Yes then no. You are correct in finding your eigenvalues ($\lambda$), but you are not asked to normalize the Hamiltonian, you are asked to find the normalized eigenstates (which are the same thing as eigenvectors). If you are unfamiliar with this process, then I would recommend checking out http://www.tmt.ugal.ro/crios/Support/ANPT/Curs/math/s3/s3eign/s3eign.html" [Broken]

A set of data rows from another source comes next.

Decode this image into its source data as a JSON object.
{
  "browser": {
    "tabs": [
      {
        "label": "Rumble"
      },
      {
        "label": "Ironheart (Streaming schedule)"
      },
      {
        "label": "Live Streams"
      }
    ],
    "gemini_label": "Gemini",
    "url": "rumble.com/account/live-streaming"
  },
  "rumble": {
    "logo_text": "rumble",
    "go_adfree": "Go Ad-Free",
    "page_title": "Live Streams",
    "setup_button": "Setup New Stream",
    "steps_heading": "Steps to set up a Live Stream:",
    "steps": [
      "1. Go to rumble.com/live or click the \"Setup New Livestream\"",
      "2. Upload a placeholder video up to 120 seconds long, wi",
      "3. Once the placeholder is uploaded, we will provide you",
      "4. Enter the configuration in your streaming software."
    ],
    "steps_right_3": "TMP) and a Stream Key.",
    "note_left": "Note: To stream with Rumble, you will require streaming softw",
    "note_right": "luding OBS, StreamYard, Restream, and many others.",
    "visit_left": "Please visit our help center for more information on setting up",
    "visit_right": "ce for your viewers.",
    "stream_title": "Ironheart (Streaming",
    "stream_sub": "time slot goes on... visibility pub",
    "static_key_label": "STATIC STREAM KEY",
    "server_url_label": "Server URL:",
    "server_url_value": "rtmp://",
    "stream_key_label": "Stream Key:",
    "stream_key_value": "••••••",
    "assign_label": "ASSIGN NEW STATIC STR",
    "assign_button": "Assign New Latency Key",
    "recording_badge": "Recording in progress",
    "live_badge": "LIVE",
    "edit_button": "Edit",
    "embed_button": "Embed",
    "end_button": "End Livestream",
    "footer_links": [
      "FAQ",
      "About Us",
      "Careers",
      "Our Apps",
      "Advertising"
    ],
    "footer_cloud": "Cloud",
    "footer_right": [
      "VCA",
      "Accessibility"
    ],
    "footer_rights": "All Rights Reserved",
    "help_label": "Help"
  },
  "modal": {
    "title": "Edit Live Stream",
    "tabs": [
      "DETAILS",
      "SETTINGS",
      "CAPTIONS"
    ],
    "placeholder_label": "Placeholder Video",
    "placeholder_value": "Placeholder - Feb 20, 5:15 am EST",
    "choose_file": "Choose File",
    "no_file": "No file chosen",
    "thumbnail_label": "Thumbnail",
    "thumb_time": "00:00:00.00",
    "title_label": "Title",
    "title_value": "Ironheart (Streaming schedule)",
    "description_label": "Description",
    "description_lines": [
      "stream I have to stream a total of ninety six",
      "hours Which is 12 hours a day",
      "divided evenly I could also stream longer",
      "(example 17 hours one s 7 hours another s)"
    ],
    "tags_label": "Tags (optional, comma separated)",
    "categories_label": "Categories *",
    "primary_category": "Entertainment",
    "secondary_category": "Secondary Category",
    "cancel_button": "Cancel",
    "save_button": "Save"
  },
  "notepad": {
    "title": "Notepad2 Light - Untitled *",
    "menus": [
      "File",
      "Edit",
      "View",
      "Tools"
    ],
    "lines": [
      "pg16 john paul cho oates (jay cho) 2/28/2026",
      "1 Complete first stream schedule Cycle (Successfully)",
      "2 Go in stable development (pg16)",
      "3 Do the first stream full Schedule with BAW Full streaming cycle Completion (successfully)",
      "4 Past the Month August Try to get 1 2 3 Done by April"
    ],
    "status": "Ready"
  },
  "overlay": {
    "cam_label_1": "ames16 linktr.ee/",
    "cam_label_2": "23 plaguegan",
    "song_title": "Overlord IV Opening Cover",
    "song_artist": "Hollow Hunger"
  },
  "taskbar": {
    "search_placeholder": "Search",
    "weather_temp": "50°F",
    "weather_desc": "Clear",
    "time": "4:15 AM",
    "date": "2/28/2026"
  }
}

Last edited by a moderator: May 4, 2017
9. Dec 1, 2009

### noblegas

$$H=\left(\begin{array}{cc}E_0 &0 \\ 0 & E_0\end{array}\right)+\left(\begin{array}{cc}0&V_{ 11} \\ V_{11} & 0\end{array}\right)=\left(\begin{array}{cc}E_0&V_{ 11} \\ V_{21} & E_0\end{array}\right)$$ would I write two other matrixes fo and $$H=\left(\begin{array}{cc}E_0 &0 \\ 0 & E_0\end{array}\right)+\left(\begin{array}{cc}0&V_{ 22} \\ V_{22} & 0\end{array}\right)=\left(\begin{array}{cc}E_0&V_{ 22} \\ V_{21} & E_0\end{array}\right)$$

10. Dec 1, 2009

### jdwood983

No...$V_{11}=V_{22}=0$. These have already been included, as I said in Post #4. You just need to find $\lambda$ from

$$\det\left[\left(\begin{array}{cc}E_0&V_{ 12} \\ V_{21} & E_0\end{array}\right)-\left(\begin{array}{cc}\lambda&0 \\ 0 & \lambda\end{array}\right)\right]=0$$

and then find the associated eigenvectors from this and then normalize them.

11. Dec 1, 2009

### noblegas

I would have two values for lambda right? and my eigenvectors would be: $$H=\left(\begin{array}{cc}E_0 &0 \\ 0 & E_0\end{array}\right)+\left(\begin{array}{cc}0&V_{ 12} \\ V_{21} & 0\end{array}\right)=\left(\begin{array}{cc}E_0&V_{ 12} \\ V_{21} & E_0\end{array}\right)$$*[x,y]=lambda_1*[x,y], and $$H=\left(\begin{array}{cc}E_0 &0 \\ 0 & E_0\end{array}\right)+\left(\begin{array}{cc}0&V_{ 12} \\ V_{21} & 0\end{array}\right)=\left(\begin{array}{cc}E_0&V_{ 12} \\ V_{21} & E_0\end{array}\right)$$*[x,y]=lambda_2*[x,y] right

12. Dec 1, 2009

### jdwood983

This is correct. I will note that there will be a condition involved on $V_{12}$ and $V_{21}$ in finding your eigenvalues. When finding $\lambda$, remember that your eigenvalues must be real.